A. A number of factors appear to be improving sentiment around the residential housing sector. Taken together, we expect that the combination of lower interest rates, Coalition tax cuts and a new First Home Buyer scheme will be positive.
This won’t be overnight though. Economic conditions remain soft, which is what prompted the RBA’s interest rate decision. Credit availability for both home buyers and developers continues to be constrained, reflected in lower construction starts and housing approvals, as well as lower pre-sales.
While sentiment has become more positive, in the short-to-medium term, we expect to see continued opportunities for senior land and investment loans.
This is because, in this phase of the cycle, developers and asset owners with access to capital will make the most of lower values to acquire new sites. Those who already have land will look to take advantage of a recovering market by seeking out pre-sales to activate sites.
The advantage of the short tenor of loans in the portfolio – around 18-24 months for most – is that we have the ability to rebalance the portfolio as market conditions change.
Q. How do you view the state of the Commercial Real Estate lending market at the moment?
A. The CRE lending market continues to face a funding gap, as banks retreat due to regulatory pressure and capital requirements.
The size of this market is significant and continues to grow. The most recent figures, released in March this year, show that the market size is $282b – the result of more than 4% growth over the course of 2018[iii].
This is a market that banks are increasingly sharing with alternative financiers like Qualitas.
Clients who used to approach their bank for senior lending are now approaching us as well as, or instead of, a bank.
This isn’t limited to residential developers – we are seeing more commercial flows, such as industrial and office assets. These asset owners are looking for certainty and speed in their funding, and flexible deal structures. We can provide these things in a way that the banks often can’t.
This communication has been issued by The Trust Company (RE Services) Limited (ACN 003 278 831) (AFSL 235150) as responsible entity of The Qualitas Real Estate Income Fund (ARSN 627 917 971) (Fund) and has been prepared by QRI Manager Pty Ltd (ACN 625 857 070) (AFS Representative 1266996 as authorised representative of Qualitas Securities Pty Ltd (ACN 136 451 128) (AFSL 34224)).
This communication contains general information only and does not take into account your investment objectives, financial situation or needs. It does not constitute financial, tax or legal advice, nor is it an offer, invitation or recommendation to subscribe or purchase a unit in the Fund or any other financial product. Before acting on any information contained in this communication, you should consider whether it’s appropriate to you, in light of your objectives, financial situation or needs.

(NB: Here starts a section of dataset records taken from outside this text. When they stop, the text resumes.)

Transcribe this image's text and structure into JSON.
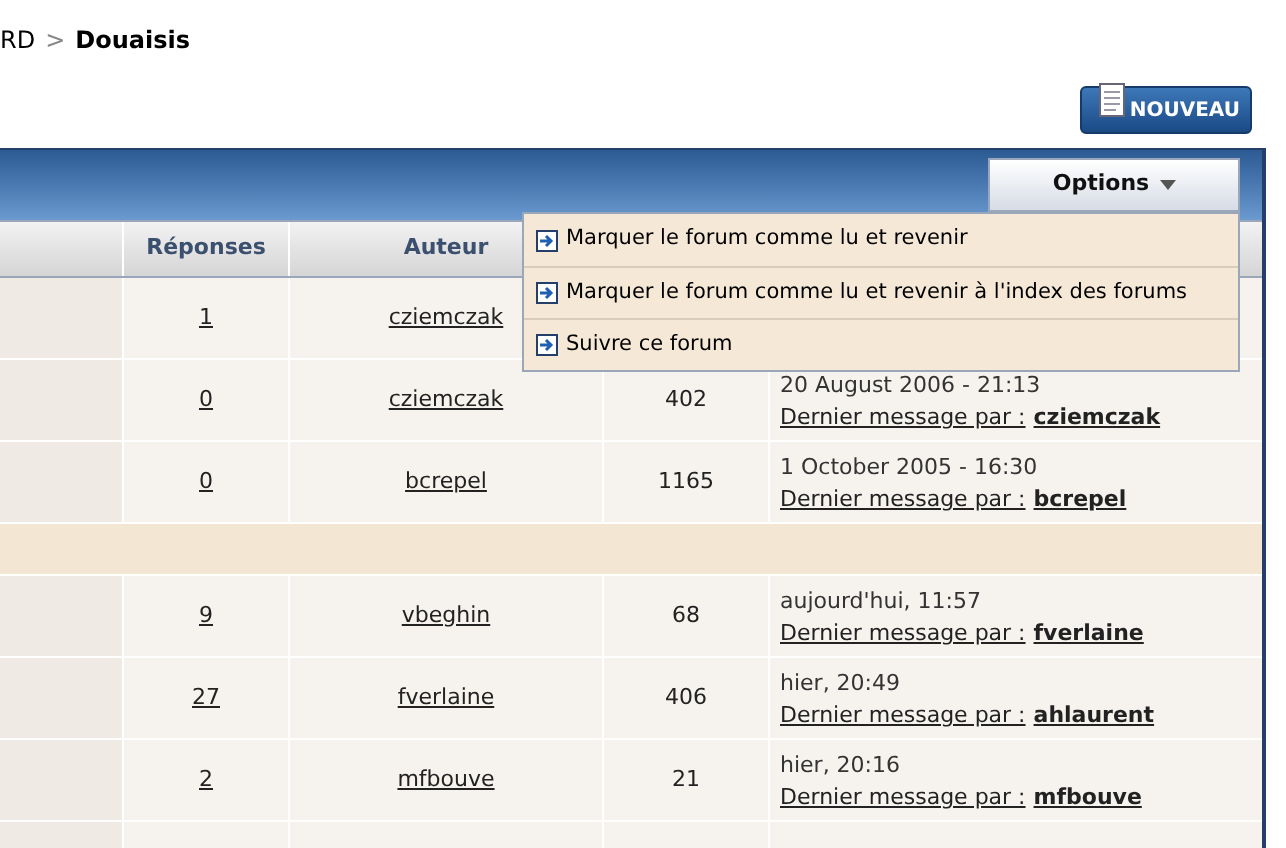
{
  "breadcrumb": {
    "parent": "RD",
    "separator": ">",
    "current": "Douaisis"
  },
  "new_button": "NOUVEAU",
  "options_button": {
    "label": "Options",
    "expanded": true
  },
  "options_menu": [
    "Marquer le forum comme lu et revenir",
    "Marquer le forum comme lu et revenir à l'index des forums",
    "Suivre ce forum"
  ],
  "columns": [
    "Réponses",
    "Auteur"
  ],
  "rows": [
    {
      "kind": "topic",
      "replies": "1",
      "author": "cziemczak"
    },
    {
      "kind": "topic",
      "replies": "0",
      "author": "cziemczak",
      "views": "402",
      "last_date": "20 August 2006 - 21:13",
      "last_label": "Dernier message par :",
      "last_by": "cziemczak"
    },
    {
      "kind": "topic",
      "replies": "0",
      "author": "bcrepel",
      "views": "1165",
      "last_date": "1 October 2005 - 16:30",
      "last_label": "Dernier message par :",
      "last_by": "bcrepel"
    },
    {
      "kind": "section"
    },
    {
      "kind": "topic",
      "replies": "9",
      "author": "vbeghin",
      "views": "68",
      "last_date": "aujourd'hui, 11:57",
      "last_label": "Dernier message par :",
      "last_by": "fverlaine"
    },
    {
      "kind": "topic",
      "replies": "27",
      "author": "fverlaine",
      "views": "406",
      "last_date": "hier, 20:49",
      "last_label": "Dernier message par :",
      "last_by": "ahlaurent"
    },
    {
      "kind": "topic",
      "replies": "2",
      "author": "mfbouve",
      "views": "21",
      "last_date": "hier, 20:16",
      "last_label": "Dernier message par :",
      "last_by": "mfbouve"
    },
    {
      "kind": "topic"
    }
  ]
}
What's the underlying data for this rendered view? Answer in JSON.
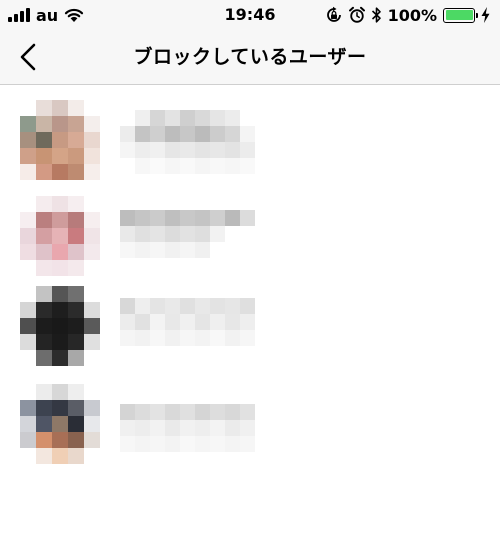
{
  "status_bar": {
    "carrier": "au",
    "time": "19:46",
    "battery_percent": "100%",
    "battery_level": 1.0,
    "icons": [
      "signal-icon",
      "wifi-icon",
      "rotation-lock-icon",
      "alarm-icon",
      "bluetooth-icon",
      "battery-icon",
      "charging-bolt-icon"
    ]
  },
  "nav": {
    "back_icon": "chevron-left-icon",
    "title": "ブロックしているユーザー"
  },
  "colors": {
    "bar_background": "#f7f7f7",
    "separator": "#cfcfcf",
    "battery_green": "#4cd964"
  },
  "users": [
    {
      "avatar_pixels": [
        [
          "#ffffff",
          "#e8ddd9",
          "#d9c8c2",
          "#f3ece9",
          "#ffffff"
        ],
        [
          "#8e9a8c",
          "#c9b5a6",
          "#b9968a",
          "#c8a493",
          "#f4eeec"
        ],
        [
          "#a7907f",
          "#6f6a5c",
          "#c79a83",
          "#d7aa95",
          "#e9d7cf"
        ],
        [
          "#cfa089",
          "#c89474",
          "#d4a487",
          "#cb9a7e",
          "#f1e3dc"
        ],
        [
          "#f6ece8",
          "#d39a84",
          "#b77a62",
          "#be8b71",
          "#f6eeeb"
        ]
      ],
      "name_pixels": [
        [
          "#ffffff",
          "#efefef",
          "#d6d6d6",
          "#e3e3e3",
          "#cfcfcf",
          "#d9d9d9",
          "#e5e5e5",
          "#ececec",
          "#ffffff"
        ],
        [
          "#ececec",
          "#c4c4c4",
          "#cfcfcf",
          "#bdbdbd",
          "#c7c7c7",
          "#bbbbbb",
          "#cccccc",
          "#d6d6d6",
          "#f4f4f4"
        ],
        [
          "#f5f5f5",
          "#ededed",
          "#f0f0f0",
          "#e6e6e6",
          "#e9e9e9",
          "#e4e4e4",
          "#e7e7e7",
          "#e3e3e3",
          "#ececec"
        ],
        [
          "#ffffff",
          "#f7f7f7",
          "#fafafa",
          "#f6f6f6",
          "#f9f9f9",
          "#f5f5f5",
          "#f8f8f8",
          "#f6f6f6",
          "#f9f9f9"
        ]
      ]
    },
    {
      "avatar_pixels": [
        [
          "#ffffff",
          "#f5ecee",
          "#efe2e5",
          "#f6eef0",
          "#ffffff"
        ],
        [
          "#f6eef0",
          "#ba7f7f",
          "#cf9c9c",
          "#b77b7b",
          "#f6eeef"
        ],
        [
          "#e9d6dc",
          "#d49fa2",
          "#e6b3b6",
          "#c97b7f",
          "#f0e4e7"
        ],
        [
          "#efdde2",
          "#dfc2c9",
          "#e9a7ae",
          "#dfc3ca",
          "#f3e9ec"
        ],
        [
          "#ffffff",
          "#f3e6ea",
          "#f2e3e8",
          "#f4e9ec",
          "#ffffff"
        ]
      ],
      "name_pixels": [
        [
          "#bdbdbd",
          "#c5c5c5",
          "#cbcbcb",
          "#bfbfbf",
          "#c8c8c8",
          "#c4c4c4",
          "#cfcfcf",
          "#bababa",
          "#dcdcdc"
        ],
        [
          "#e9e9e9",
          "#e0e0e0",
          "#e4e4e4",
          "#dcdcdc",
          "#e2e2e2",
          "#dedede",
          "#f2f2f2",
          "#ffffff",
          "#ffffff"
        ],
        [
          "#f7f7f7",
          "#f3f3f3",
          "#f6f6f6",
          "#f1f1f1",
          "#f5f5f5",
          "#f0f0f0",
          "#ffffff",
          "#ffffff",
          "#ffffff"
        ]
      ]
    },
    {
      "avatar_pixels": [
        [
          "#ffffff",
          "#c3c3c3",
          "#555555",
          "#707070",
          "#ffffff"
        ],
        [
          "#d5d5d5",
          "#2a2a2a",
          "#1e1e1e",
          "#2b2b2b",
          "#dcdcdc"
        ],
        [
          "#4f4f4f",
          "#1c1c1c",
          "#191919",
          "#1d1d1d",
          "#5a5a5a"
        ],
        [
          "#dcdcdc",
          "#242424",
          "#1b1b1b",
          "#272727",
          "#e0e0e0"
        ],
        [
          "#ffffff",
          "#6d6d6d",
          "#2c2c2c",
          "#a8a8a8",
          "#ffffff"
        ]
      ],
      "name_pixels": [
        [
          "#d8d8d8",
          "#eeeeee",
          "#e4e4e4",
          "#e9e9e9",
          "#e0e0e0",
          "#e8e8e8",
          "#e3e3e3",
          "#e6e6e6",
          "#dfdfdf"
        ],
        [
          "#ececec",
          "#e1e1e1",
          "#f3f3f3",
          "#e8e8e8",
          "#f0f0f0",
          "#e5e5e5",
          "#efefef",
          "#e7e7e7",
          "#eeeeee"
        ],
        [
          "#f5f5f5",
          "#f2f2f2",
          "#f7f7f7",
          "#f1f1f1",
          "#f6f6f6",
          "#f3f3f3",
          "#f8f8f8",
          "#f2f2f2",
          "#f6f6f6"
        ]
      ]
    },
    {
      "avatar_pixels": [
        [
          "#ffffff",
          "#ececec",
          "#d7d7d7",
          "#eeeeee",
          "#ffffff"
        ],
        [
          "#8c93a0",
          "#3d4350",
          "#343843",
          "#5a5d66",
          "#c8cad0"
        ],
        [
          "#d3d5da",
          "#4f5565",
          "#8e7867",
          "#2a2d36",
          "#e7e8eb"
        ],
        [
          "#cbcbcf",
          "#d4906c",
          "#a86f56",
          "#89624f",
          "#e3dcd7"
        ],
        [
          "#ffffff",
          "#f3e7df",
          "#f0cfb5",
          "#e9d8cc",
          "#ffffff"
        ]
      ],
      "name_pixels": [
        [
          "#d4d4d4",
          "#dcdcdc",
          "#e3e3e3",
          "#d9d9d9",
          "#e0e0e0",
          "#d5d5d5",
          "#dddddd",
          "#d8d8d8",
          "#e1e1e1"
        ],
        [
          "#f0f0f0",
          "#ededed",
          "#f2f2f2",
          "#eaeaea",
          "#f1f1f1",
          "#eeeeee",
          "#f3f3f3",
          "#ebebeb",
          "#f0f0f0"
        ],
        [
          "#f7f7f7",
          "#f4f4f4",
          "#f6f6f6",
          "#f3f3f3",
          "#f8f8f8",
          "#f5f5f5",
          "#f7f7f7",
          "#f4f4f4",
          "#f6f6f6"
        ]
      ]
    }
  ]
}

While every effort has been made to ensure the information in this communication is accurate; its accuracy, reliability or completeness is not guaranteed and none of The Trust Company (RE Services) Limited (ACN 003 278 831), QRI Manager Pty Ltd (ACN 625 857 070), Qualitas Securities Pty Ltd (ACN 136 451 128) or any of their related entities or their respective directors or officers are liable to you in respect of this communication. Past performance is not a reliable indicator of future performance.
[i] Refer to the QRI May performance update report released to ASX for further details. Monthly net return p.a. is calculated as the annualised net income earned for the month, divided by the average NAV for that month.
[ii] Based on full investment occurring by 30 June 2019, and there are no unexpected loan drawings or repayments. This is a forecast only and circumstances may change. Forecast July month return represents the first month where all existing and forecast investments earn a full month of income.
[iii] APRA Quarterly Authorised Deposit-taking Property Exposures December 2018 (released 20 March 2019); 4.2%YOY Growth December 2017 – December 2018.